The recognition of victims of the Krankenmorde is a recent phenomenon. The delay can be understood in terms of disparities in approached to the Nazi period between East and West Germany, denialism and resistance from the medical and nursing professions and the lingering stigma of illness and disability common to all cultures. In this presentation, the speakers will outline the post-war social and cultural processes of engagement with the Nazi period and how it serves as a template for parallel comparative and memorialisation processes in Australia.

Using the memorial sites located at former T4 killing centre at Pirna-Sonnenstein and the decentralised euthanasia centre at Großschweidnitz as exemplars, we will discuss how German historians and museologists commemorate not only this history, but also the present day importance of the Krankenmorde.

Associate Professor Michael Robertson is a Clinical Associate Professor of Mental Health Ethics at Sydney Health Ethics and a visiting Professorial Fellow at the Sydney Jewish Museum.
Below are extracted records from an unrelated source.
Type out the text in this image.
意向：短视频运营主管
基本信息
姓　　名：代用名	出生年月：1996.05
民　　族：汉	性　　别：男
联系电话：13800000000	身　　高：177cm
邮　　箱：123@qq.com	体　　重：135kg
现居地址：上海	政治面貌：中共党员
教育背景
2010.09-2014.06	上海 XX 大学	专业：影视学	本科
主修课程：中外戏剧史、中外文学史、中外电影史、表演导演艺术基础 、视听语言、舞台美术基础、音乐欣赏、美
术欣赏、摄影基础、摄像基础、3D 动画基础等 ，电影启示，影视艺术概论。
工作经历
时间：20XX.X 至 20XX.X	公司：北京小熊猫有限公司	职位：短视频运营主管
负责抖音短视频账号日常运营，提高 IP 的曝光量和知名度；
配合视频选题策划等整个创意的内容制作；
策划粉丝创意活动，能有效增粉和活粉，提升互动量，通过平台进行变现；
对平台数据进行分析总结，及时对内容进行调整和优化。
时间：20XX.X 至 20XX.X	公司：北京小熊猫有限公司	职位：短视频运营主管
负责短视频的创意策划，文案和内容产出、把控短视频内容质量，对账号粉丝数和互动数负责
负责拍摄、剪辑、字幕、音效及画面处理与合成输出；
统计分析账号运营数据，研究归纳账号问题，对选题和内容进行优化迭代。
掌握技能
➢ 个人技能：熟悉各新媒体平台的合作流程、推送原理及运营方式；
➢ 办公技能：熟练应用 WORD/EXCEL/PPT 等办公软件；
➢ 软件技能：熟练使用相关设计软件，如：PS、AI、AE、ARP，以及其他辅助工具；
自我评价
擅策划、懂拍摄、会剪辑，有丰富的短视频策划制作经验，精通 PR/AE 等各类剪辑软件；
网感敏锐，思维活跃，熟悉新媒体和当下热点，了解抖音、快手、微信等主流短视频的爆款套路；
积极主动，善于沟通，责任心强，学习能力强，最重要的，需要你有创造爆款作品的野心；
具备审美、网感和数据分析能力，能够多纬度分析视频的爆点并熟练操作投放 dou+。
He is an Approved Medical Specialist for the NSW Worker's Compensation Commission. His clinical work is in Occupational Psychiatry and Civil Forensic Psychiatry. He had worked previously in acute adult and community psychiatry for 20 years and had been a previous Head of Department of Psychiatry at the Royal Prince Alfred Hospital. He has previously coordinated a clinical service for survivors of psychological trauma.

Dr Darren O’Brien is Honorary Senior Research Fellow, School of Historical and Philosophical Inquiry, University of Queensland; Adjunct Lecturer, The University of Sydney Susan Wakil School of Nursing and Midwifery; Chair of the Australian Institute for Holocaust and Genocide Studies; Director of the Australian Stumbling Stones project and Director, Respiratory and Sleep Sciences, Royal Brisbane and Women’s Hospital. He has been teaching, researching and writing in the field of Holocaust and comparative genocide studies for thirty years.

Christoph Hanzig is an historian at the Hannah Arendt Institute for Totalitarianism Studies (HAIT) in Dresden, Germany. He completed a Bachelor's Degree in History, Philosophy and Humanities at the TU Dresden in 2012, a Master's Degree in Newer/Newest History and Saxon Regional History at the TU Dresden in 2014, and since 2020 has been a PhD student at the HAIT, with a project about the Saxon Nazi press and its editors financed by a scholarship from the Federal State of Saxony. From 2014-2017 he was a freelance historian and from 2017-2020 a research assistant at the HAIT.